Stress response genes are suppressed in mouse preimplantation embryos by granulocyte-macrophage colony-stimulating factor (GM-CSF)

Abstract

Granulocyte-macrophage colony-stimulating factor (GM-CSF) is known to promote the development and survival of human and mouse preimplantation embryos; however, the mechanism of action of GM-CSF in embryos is not defined. Mouse blastocysts were cultured from zygote stage in vitro with and without recombinant mouse GM-CSF (rmGM-CSF), and in vivo developed blastocysts were flushed from Csf2 null mutant and wild-type mice.
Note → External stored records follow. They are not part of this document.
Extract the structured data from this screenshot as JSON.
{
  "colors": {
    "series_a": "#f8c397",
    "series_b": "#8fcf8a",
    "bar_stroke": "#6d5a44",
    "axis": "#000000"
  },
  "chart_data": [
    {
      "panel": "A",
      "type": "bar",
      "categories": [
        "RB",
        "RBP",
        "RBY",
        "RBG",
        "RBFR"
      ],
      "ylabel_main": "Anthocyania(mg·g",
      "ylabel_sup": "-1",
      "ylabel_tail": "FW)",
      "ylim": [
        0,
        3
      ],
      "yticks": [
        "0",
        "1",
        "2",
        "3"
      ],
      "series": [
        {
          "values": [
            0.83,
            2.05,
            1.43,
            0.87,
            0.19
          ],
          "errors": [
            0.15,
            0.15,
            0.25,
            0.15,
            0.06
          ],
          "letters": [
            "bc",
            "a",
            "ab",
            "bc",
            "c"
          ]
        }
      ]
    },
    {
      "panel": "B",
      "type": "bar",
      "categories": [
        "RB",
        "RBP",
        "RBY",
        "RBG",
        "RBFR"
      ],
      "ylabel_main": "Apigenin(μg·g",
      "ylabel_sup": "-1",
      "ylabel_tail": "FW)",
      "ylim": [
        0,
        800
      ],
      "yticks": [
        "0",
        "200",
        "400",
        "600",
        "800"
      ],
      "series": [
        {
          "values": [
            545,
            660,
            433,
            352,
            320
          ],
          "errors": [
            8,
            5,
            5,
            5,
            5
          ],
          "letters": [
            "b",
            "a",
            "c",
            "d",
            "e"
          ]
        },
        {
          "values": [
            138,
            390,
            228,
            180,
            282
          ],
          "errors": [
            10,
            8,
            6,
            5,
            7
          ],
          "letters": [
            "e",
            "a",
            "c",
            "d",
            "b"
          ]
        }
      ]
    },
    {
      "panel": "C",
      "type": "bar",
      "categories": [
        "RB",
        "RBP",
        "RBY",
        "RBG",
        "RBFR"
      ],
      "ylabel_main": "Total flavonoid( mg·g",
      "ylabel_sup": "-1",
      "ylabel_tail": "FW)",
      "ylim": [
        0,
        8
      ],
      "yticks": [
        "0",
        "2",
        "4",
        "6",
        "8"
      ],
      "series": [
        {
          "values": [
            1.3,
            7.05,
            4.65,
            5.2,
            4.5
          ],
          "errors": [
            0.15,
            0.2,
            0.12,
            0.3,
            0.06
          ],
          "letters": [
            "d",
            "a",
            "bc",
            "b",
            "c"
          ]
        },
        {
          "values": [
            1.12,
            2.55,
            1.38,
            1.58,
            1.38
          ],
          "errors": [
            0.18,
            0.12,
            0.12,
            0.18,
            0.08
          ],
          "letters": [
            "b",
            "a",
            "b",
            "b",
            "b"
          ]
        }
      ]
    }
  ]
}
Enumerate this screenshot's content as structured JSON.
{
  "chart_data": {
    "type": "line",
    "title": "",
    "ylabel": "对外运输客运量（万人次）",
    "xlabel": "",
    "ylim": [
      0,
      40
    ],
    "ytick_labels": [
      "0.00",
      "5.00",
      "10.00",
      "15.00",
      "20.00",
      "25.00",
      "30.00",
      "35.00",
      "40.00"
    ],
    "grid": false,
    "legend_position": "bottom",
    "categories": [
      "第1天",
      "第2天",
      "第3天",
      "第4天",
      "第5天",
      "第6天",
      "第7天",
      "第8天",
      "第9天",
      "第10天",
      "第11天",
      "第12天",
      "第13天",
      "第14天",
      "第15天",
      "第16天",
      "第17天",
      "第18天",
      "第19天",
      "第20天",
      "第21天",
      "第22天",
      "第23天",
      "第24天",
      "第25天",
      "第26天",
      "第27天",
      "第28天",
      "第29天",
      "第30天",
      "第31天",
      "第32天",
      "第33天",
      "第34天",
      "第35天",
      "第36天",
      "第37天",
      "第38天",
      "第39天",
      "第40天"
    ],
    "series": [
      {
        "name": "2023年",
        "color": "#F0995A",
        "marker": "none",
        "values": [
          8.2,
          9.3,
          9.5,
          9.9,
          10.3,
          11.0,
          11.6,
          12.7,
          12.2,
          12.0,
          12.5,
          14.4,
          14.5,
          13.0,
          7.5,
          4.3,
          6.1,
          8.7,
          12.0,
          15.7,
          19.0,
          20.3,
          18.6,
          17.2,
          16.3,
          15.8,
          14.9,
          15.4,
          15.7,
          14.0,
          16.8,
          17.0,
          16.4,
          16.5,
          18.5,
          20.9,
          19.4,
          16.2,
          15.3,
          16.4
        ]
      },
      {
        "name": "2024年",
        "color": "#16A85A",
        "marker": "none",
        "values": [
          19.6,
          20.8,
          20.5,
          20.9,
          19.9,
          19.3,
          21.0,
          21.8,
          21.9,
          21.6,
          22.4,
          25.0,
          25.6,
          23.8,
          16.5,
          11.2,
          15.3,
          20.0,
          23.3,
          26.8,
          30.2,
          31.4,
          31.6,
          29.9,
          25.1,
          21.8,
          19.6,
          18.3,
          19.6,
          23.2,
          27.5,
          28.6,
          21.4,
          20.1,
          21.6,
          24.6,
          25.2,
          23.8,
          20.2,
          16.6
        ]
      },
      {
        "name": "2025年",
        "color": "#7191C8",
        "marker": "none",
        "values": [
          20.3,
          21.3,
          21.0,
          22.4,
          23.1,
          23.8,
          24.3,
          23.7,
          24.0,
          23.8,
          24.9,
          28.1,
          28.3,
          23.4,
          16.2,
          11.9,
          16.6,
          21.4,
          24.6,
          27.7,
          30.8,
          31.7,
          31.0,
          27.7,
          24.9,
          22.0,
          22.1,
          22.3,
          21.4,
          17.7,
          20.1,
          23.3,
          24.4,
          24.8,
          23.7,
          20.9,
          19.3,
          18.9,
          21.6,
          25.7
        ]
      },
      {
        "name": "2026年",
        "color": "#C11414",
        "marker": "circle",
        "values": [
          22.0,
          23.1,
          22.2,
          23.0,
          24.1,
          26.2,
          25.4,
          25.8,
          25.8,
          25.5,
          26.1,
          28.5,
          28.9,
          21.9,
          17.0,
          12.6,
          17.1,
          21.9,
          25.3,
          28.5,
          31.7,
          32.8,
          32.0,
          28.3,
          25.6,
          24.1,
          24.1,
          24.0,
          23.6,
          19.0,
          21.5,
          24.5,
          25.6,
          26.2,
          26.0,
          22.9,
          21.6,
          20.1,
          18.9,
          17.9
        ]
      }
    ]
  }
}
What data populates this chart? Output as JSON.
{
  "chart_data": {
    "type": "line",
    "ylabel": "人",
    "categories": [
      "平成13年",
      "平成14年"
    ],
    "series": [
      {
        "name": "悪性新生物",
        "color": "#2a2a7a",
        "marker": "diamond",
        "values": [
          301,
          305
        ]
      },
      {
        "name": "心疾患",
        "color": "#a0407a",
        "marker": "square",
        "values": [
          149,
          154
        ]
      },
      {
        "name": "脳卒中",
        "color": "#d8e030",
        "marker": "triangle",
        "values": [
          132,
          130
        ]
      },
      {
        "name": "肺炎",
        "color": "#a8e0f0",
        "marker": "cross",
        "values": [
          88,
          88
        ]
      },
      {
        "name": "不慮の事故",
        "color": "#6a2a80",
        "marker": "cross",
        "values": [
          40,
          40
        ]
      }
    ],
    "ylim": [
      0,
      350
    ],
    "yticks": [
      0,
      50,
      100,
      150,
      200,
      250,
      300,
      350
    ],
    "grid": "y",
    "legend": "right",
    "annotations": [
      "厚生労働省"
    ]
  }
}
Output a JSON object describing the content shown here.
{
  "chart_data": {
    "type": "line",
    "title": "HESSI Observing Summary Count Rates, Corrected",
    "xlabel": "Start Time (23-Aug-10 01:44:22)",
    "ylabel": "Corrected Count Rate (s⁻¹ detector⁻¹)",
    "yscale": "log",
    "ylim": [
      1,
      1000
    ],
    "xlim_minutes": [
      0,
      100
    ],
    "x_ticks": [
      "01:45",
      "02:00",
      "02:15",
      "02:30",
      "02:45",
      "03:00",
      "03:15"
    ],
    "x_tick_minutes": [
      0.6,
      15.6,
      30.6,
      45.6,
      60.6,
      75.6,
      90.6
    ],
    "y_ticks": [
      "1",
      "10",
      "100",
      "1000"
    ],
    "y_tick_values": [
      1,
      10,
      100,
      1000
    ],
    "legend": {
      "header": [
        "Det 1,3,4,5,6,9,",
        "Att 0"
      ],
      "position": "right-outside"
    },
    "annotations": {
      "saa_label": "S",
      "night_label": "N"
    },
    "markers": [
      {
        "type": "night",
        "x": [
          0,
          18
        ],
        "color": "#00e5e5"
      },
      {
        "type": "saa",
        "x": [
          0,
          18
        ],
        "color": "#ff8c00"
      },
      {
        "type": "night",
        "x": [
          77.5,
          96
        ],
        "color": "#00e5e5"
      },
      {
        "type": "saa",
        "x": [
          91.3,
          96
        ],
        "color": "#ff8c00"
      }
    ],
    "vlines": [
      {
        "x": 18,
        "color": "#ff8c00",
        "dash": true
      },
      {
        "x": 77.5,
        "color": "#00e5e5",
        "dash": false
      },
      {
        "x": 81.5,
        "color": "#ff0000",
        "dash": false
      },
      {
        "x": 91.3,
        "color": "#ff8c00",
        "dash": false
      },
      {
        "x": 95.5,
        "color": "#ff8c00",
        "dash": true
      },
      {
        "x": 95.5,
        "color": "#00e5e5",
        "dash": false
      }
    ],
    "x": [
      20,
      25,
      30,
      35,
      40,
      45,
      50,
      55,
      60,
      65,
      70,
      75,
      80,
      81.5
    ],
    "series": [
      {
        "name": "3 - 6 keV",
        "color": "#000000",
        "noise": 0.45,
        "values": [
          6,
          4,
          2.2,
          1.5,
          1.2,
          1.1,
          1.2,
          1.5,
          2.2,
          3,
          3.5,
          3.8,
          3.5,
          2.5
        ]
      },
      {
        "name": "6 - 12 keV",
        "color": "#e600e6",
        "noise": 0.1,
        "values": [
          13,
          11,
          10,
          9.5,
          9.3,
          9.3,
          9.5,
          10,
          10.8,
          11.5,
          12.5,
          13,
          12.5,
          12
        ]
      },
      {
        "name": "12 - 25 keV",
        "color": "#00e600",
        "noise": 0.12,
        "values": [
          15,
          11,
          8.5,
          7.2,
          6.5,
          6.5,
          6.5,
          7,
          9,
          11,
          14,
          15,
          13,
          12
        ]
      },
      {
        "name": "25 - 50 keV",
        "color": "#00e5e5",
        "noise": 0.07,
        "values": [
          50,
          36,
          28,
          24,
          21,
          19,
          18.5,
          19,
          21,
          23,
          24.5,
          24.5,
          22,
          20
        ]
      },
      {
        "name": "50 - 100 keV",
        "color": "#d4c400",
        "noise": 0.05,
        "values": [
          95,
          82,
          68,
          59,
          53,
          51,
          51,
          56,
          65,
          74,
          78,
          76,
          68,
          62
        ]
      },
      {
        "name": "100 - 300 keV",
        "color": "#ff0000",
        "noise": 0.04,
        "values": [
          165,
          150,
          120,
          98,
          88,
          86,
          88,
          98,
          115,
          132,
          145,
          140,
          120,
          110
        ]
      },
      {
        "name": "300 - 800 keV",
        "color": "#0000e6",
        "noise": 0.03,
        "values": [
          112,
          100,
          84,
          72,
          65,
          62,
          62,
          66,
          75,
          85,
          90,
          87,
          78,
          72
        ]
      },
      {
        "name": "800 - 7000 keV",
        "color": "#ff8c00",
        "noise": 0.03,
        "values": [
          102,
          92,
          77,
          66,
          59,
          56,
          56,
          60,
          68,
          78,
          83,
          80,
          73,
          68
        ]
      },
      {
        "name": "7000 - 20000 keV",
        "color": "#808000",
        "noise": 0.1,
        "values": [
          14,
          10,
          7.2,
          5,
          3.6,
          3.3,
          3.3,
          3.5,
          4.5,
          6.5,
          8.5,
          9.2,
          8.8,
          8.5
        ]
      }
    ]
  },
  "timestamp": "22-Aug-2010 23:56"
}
The effect of GM-CSF on blastocyst expression of stress response and apoptosis genes was evaluated by microarray, qPCR and immunochemistry. Microarray analysis of the gene transcription profile showed suppression of stress response and apoptosis gene pathways in blastocysts exposed to rmGM-CSF in vitro. qPCR analysis confirmed that rmGM-CSF inhibited expression of heat shock protein (HSP) and apoptosis pathway genes Cbl, Hspa5, Hsp90aa1, Hsp90ab1 and Gas5 in in vitro blastocysts. Immunocytochemical analysis of HSP 1 (HSPA1A/1B; HSP70), BAX, BCL2 and TRP53 (p53) in in vitro blastocysts showed that HSPA1A/1B and BCL2 proteins were less abundant when embryos were cultured with rmGM-CSF. BAX and TRP53 were unchanged at the protein level, but Bax mRNA expression was reduced after GM-CSF treatment. In in vivo developed blastocysts, Csf2 null mutation caused elevated expression of Hsph1 but not other stress response genes. We conclude that GM-CSF inhibits the cellular stress response and apoptosis pathways to facilitate embryo growth and survival, and the protective effects of GM-CSF are particularly evident in in vitro culture media, whereas in vivo other cytokines can partly compensate for absence of GM-CSF.